If only Good Chinese Wife was what it was intended to be, a book about two individuals from rather different cultures which ultimately makes their marriage fail. But that is not what this memoir is about. Good Chinese Wife is about one woman who fails to listen to her gut and two people who never belonged together in the first place.

The author repetitively blames situations/issues on cultural differences, seemingly to make herself feel better some of the time and other times to blame the relationship on this alone. The book summary stating that this is about the "hazards of intercultural marriage" does a disservice to intercultural marriages and people in general. The issues between the author and Cai were not her being American and him being Chinese. The actual issues were:

-She was naive and never bothered to listen to her gut or speak up for herself until well into the relationship

-Cai had issues, including potentially being gay in a culture that would fully shame him for it.

-The "love" between the two never rang true, I honestly never understood why the author was even in love with Cai. We never get much more from her than his attractiveness being a reason to like him when they are hanging out. Then they are suddenly engaged and she is listing reasons she loves him, reasons mind you that we never really were privy to leading up to this point. Ultimately the reasons to loved Cai never really surface during the book, in fact many many reasons not to love him continually surface.

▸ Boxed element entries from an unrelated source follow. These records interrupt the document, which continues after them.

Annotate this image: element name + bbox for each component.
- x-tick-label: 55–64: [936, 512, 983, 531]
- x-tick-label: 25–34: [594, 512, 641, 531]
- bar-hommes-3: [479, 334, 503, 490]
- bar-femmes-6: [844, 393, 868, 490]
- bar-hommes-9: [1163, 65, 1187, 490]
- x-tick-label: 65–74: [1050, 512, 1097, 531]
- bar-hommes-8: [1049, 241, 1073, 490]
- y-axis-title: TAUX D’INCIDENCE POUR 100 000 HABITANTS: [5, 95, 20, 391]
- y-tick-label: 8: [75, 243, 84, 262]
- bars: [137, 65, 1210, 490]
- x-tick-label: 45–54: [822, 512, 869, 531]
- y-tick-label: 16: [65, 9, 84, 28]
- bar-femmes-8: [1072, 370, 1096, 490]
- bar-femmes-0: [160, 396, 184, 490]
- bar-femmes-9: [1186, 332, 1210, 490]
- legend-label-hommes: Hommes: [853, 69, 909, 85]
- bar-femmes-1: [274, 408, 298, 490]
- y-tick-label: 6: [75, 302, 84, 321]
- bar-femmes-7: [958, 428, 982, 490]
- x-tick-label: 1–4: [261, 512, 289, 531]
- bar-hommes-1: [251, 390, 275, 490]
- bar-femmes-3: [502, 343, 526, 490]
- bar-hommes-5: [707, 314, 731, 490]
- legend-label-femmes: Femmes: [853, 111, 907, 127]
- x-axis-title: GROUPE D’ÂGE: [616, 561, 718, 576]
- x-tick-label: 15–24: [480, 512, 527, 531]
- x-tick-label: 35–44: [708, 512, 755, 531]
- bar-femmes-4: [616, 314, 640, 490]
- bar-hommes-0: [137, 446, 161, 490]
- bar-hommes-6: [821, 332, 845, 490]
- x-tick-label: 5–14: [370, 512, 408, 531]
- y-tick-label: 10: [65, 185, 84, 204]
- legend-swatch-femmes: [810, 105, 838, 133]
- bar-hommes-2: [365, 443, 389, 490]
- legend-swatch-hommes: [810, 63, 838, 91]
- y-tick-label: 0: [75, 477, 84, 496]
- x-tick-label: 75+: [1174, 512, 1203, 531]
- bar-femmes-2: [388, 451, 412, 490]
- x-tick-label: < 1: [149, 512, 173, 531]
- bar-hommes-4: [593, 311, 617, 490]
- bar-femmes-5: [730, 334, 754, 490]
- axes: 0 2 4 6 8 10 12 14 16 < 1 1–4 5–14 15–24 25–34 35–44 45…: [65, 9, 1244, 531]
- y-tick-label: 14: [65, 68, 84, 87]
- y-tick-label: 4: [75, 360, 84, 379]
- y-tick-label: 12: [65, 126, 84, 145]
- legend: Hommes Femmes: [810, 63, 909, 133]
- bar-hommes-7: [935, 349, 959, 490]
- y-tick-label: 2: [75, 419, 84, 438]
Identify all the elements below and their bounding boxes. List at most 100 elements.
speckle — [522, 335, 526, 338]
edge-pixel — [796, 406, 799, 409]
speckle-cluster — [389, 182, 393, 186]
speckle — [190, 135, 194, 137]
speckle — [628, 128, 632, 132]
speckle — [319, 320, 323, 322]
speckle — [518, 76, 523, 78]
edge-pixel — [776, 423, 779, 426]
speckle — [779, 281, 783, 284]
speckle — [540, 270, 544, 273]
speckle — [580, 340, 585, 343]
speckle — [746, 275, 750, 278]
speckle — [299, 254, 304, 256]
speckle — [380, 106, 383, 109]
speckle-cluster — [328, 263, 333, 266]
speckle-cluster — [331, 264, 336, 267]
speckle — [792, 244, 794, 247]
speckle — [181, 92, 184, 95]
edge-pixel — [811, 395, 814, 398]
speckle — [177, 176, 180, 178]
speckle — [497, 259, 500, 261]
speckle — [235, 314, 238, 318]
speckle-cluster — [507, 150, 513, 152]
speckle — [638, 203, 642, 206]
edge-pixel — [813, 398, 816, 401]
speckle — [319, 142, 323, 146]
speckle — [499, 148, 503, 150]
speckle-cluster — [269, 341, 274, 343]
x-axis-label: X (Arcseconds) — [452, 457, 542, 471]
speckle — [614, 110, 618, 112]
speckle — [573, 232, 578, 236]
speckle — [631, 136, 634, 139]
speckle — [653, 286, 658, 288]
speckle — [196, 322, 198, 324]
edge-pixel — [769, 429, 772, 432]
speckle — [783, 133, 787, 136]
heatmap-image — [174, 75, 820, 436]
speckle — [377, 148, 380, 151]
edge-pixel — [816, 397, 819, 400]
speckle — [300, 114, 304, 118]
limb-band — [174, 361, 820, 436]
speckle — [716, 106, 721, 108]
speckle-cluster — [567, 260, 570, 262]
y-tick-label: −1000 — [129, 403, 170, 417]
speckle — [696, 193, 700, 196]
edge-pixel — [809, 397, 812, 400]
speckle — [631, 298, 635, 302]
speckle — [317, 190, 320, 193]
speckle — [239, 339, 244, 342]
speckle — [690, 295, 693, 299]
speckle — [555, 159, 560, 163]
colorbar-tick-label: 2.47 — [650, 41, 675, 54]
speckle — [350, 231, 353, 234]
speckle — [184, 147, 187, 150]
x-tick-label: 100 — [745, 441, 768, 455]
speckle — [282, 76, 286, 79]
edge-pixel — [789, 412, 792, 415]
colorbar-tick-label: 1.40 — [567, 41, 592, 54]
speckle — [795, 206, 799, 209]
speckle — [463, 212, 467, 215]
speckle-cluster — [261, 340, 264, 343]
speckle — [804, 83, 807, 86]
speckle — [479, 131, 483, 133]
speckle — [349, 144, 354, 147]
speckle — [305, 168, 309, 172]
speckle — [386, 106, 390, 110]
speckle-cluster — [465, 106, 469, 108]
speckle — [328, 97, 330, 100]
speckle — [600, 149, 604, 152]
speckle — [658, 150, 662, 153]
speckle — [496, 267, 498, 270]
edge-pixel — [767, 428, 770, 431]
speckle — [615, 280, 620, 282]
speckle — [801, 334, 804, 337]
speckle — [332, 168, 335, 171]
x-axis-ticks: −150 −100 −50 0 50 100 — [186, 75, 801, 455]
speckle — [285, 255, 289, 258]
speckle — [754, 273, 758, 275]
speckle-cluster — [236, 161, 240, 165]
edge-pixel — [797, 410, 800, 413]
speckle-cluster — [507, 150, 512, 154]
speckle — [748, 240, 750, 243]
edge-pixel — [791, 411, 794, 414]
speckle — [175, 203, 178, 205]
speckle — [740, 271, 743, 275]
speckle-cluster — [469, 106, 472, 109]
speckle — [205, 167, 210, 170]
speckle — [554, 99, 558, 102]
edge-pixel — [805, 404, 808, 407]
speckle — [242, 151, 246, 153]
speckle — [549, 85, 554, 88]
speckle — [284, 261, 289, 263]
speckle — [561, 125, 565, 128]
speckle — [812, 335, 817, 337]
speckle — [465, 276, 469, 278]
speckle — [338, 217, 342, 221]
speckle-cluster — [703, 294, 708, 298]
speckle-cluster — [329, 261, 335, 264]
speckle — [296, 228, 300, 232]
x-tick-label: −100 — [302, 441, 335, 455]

I think had the author been more clear on why she seemed to love this man at any point in their relationship it would have been easier to accept why she stayed with him and wanted to be with him at all. But it really just comes across as being pointless.

-And one of the biggest issues? Cai is simply a major ass. I do not know how it took the author so long to see this.

Only a few times during the memoir did the author note any situation in which the issue was a cultural difference. These include the strange "no bathing after giving birth" issue, the grandparents potentially raising the child and the one scene where he apparently first threatens her and then says she is not like a good Chinese wife. This "good Chinese wife" statement was not a running theme in their relationship, at least not shared with us in the book. Really it just felt like a random comment by a jackass.

There were some additional issues, such as the author often assuming we knew specific elements of Chinese or Hong Kong culture and therefore did not explain them. It was also honestly not very well written, but I could have easily overlooked this if the book had better content. The book also suffered from repetition, which I noted earlier as well.

Overall it was an interesting topic and situation, but I hate that the author seems to blame it all on "cultural differences" when their issues were so obviously due to them as individuals, mentally and emotionally, inside or outside their specific cultures.